By Lauren Stepp
Bear meat ruined it. Or maybe sexual impropriety. Centuries later, historians can only surmise what happened.
Whatever prompted natives to destroy Fort San Juan marked a “significant instance of indigenous people successfully resisting European colonization,” says Saro Lynch-Thomason, assistant director of the Swannanoa Valley Museum & History Center. The museum is currently hosting Unearthing Our Forgotten Past: Fort San Juan, a traveling exhibit produced by the Exploring Joara Foundation and available for viewing through April 2021.
In the mid-16th century, just eight miles north of present-day Morganton, sat the Native American chiefdom, or polity, of Joara. Several hundred townspeople lived in square wattle and daub buildings with roofs of thatch or bark. They grew maize, beans and squash and supplemented with meats and plants foraged from the lush woodlands. Established at the nexus of several trade routes, Joara was connected to northwestern GA, eastern TN, southwestern VA and the SC Piedmont. Spanish explorer Juan Pardo founded a fort in Joara in the winter of 1566. He and his troops had been ordered into the southeast from Santa Elena in what is today Parris Island, SC. “Pardo was tasked with claiming the lands for Spain, pacifying the native residents and forging an overland route from Santa Elena to the Spanish silver mines in Zacatecas, Mexico,” says Lynch-Thomason.
Upon arriving at Joara, Pardo ordered local leaders to build a house for the expedition and fill it with maize. Meanwhile, a priest with the expedition, Father Sebastian Montero, catechized natives and founded a mission at Guatari, near present-day Salisbury.
The troops and Joarans maintained cordial relations for several months.
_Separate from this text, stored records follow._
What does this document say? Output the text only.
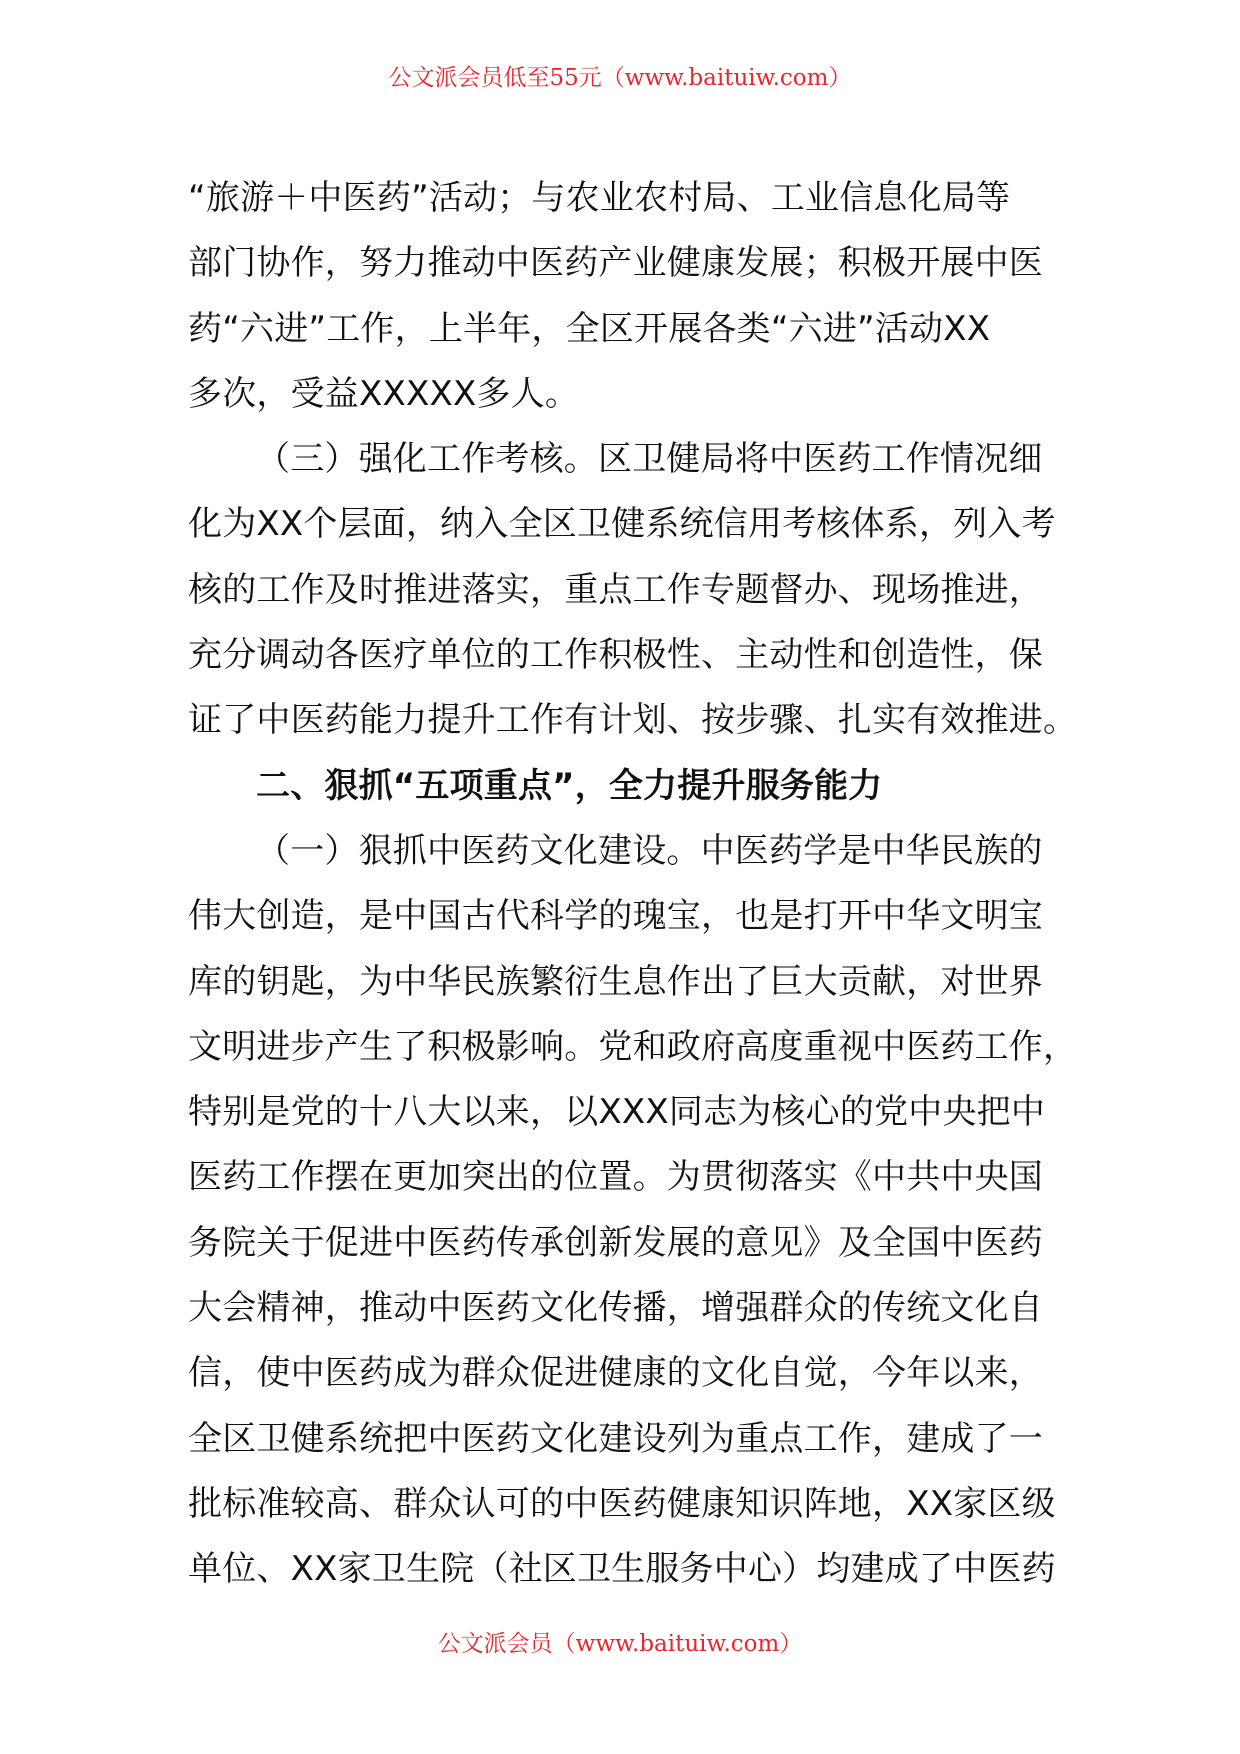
公文派会员低至55元（www.baituiw.com）
“旅游＋中医药”活动；与农业农村局、工业信息化局等
部门协作，努力推动中医药产业健康发展；积极开展中医
药“六进”工作，上半年，全区开展各类“六进”活动XX
多次，受益XXXXX多人。
（三）强化工作考核。区卫健局将中医药工作情况细
化为XX个层面，纳入全区卫健系统信用考核体系，列入考
核的工作及时推进落实，重点工作专题督办、现场推进，
充分调动各医疗单位的工作积极性、主动性和创造性，保
证了中医药能力提升工作有计划、按步骤、扎实有效推进。
二、狠抓“五项重点”，全力提升服务能力
（一）狠抓中医药文化建设。中医药学是中华民族的
伟大创造，是中国古代科学的瑰宝，也是打开中华文明宝
库的钥匙，为中华民族繁衍生息作出了巨大贡献，对世界
文明进步产生了积极影响。党和政府高度重视中医药工作，
特别是党的十八大以来，以XXX同志为核心的党中央把中
医药工作摆在更加突出的位置。为贯彻落实《中共中央国
务院关于促进中医药传承创新发展的意见》及全国中医药
大会精神，推动中医药文化传播，增强群众的传统文化自
信，使中医药成为群众促进健康的文化自觉，今年以来，
全区卫健系统把中医药文化建设列为重点工作，建成了一
批标准较高、群众认可的中医药健康知识阵地，XX家区级
单位、XX家卫生院（社区卫生服务中心）均建成了中医药
公文派会员（www.baituiw.com）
Excavations suggest the conquistadors consumed bear meat—a highly prized commodity harvested by the townspeople— during the beginning of their tenure. And then, in the months preceding the fort’s leveling, the consumption of meat stopped.
“We will never have a complete picture of what triggered the attacks on San Juan, but there are two likely predominant factors: the Spaniards’ demands for food and their impropriety with Indian women,” says Lynch-Thomason.
The Spaniards felt owed sustenance, while the natives perceived food as an exchange for goods and services. When trade items ran dry, the townspeople stopped delivering victuals.
As for sexual interactions, before leaving troops at Guatari, Pardo commanded “that no one should dare bring any woman into the fort at night and that he should not depart from the command under pain of being severely punished.” Still, Pardo’s warnings likely did little to quell improprieties.
“By May of 1568, news reached Santa Elena that all of Spain’s interior forts had fallen,” Lynch-Thomason says. “All six forts had been attacked by Indians and destroyed.” She noted that this would color colonization for centuries. “No other Europeans would travel so far into the southern interior until the last quarter of the 17th century.”